The older of the two men I spoke with swore Alta and Maya came in separately and resisted any suggestion they were arguing. The younger man barely noticed Alta. “That tall EMT was so hot and, man, she was amazing in that uniform.”
One of the problems with how the human brain functions is its need for a coherent narrative. It perceives events and then builds a story around them, it edits and embellishes, it ascribes motives when none are obvious. The mood, age, and sex of the witness can affect the perceptions of events and, to an even greater extent, the narrative woven out of those events. Although I had no palpable reason to accept Henry Handwerker’s version of what had transpired, I chose to trust his version instead of the others. I don’t know, maybe it was his sense of detail. Maybe it was his sense of style. Maybe it was that he displayed compassion. No matter, because there was one inescapable truth here: Alta and Maya had refused to treat a dying man and no amount of parsing or pretzel tw
isting of the facts was going to change that.
SIXTEEN
Nick was late, so I sipped at a glass of Brooklyn Lager and munched on olives at the bar. The Kythira Cafe on 5th Avenue in Park Slope, was, as Nick described it, the crown jewel of his family’s business. The menu featured updated and upscale versions of classic Mediterranean dishes. The interior decor was dark and moody and about as far away from the stereotypical white and blue stucco walls as you could get. There were no Ouzo or retsina bottles, no Greek flags, no bad murals of whitewashed houses on cliffs above the blue Mediterranean, no travel posters of Mykonos, Crete, or the Parthenon.
The bartender, a scruffy young hipster, was about as Greek as me and as invested in his work as a member of a prison road crew. His generation’s attitude toward their jobs was one of the things about the new world I had trouble getting adjusted to. I grew up believing in doing the best you could do at any job, even if you hated it. Aaron and I had several employees, including Klaus and Kosta, who had worked for us for over thirty years and prospered because of it. Now such dedication was considered old hat or worse, foolish. And when I thought about it, their attitude made sense. In today’s economy, job security and company loyalty were bullshit. Maybe they always had been.

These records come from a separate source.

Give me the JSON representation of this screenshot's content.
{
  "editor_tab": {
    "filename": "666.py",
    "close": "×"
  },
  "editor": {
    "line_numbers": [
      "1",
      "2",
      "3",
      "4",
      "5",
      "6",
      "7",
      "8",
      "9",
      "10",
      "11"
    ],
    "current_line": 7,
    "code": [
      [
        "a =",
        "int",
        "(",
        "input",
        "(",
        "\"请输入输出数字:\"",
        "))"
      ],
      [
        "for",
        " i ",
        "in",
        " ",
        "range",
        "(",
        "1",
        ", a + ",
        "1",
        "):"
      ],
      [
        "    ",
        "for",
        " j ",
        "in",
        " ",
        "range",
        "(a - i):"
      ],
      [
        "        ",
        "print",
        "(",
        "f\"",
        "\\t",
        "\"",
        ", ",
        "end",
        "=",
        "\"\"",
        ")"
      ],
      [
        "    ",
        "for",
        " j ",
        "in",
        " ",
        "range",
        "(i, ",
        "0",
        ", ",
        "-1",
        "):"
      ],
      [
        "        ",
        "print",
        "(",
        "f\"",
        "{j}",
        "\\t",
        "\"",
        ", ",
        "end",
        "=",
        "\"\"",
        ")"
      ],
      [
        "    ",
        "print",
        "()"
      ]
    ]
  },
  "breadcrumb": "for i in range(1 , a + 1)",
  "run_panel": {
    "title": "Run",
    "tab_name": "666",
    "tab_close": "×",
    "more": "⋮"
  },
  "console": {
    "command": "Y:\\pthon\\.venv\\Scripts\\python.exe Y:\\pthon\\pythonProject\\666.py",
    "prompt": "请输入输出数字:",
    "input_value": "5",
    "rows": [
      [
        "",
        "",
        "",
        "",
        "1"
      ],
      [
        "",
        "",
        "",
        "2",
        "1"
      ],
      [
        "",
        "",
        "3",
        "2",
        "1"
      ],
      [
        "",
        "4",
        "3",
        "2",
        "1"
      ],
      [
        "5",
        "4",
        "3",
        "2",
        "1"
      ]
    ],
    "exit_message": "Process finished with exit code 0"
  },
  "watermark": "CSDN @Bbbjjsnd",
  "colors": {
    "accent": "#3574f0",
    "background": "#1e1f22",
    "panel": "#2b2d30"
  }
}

I checked my watch-7:23-and surveyed the restaurant. For the second time that day, I was the lone patron at a restaurant bar. A guy could get a complex. There were about thirty tables and about eighty seats in the Kythira. Currently, the majority of them were as in demand as the barstools. In most places, this many empty seats at dinnertime would be cause for hanging a “Going Out Of Business” sign in the window or for the owner to hang himself in the window, but Park Slope was an alien part of Brooklyn, very different from the neighborhoods I grew up in and lived in. The Kythira probably had a late-arriving crowd and things got going when a man my age was going to bed. What did I know about Park Slope, anyway? Park Slope was a satellite of Manhattan, populated mostly by people who were transplanted Brooklynites, not natives. Funny, when I was growing up, people seemed as desperate to get out of Brooklyn as East Berlin. Now there was no East Berlin and this part of Brooklyn was the hot place to live. Go figure.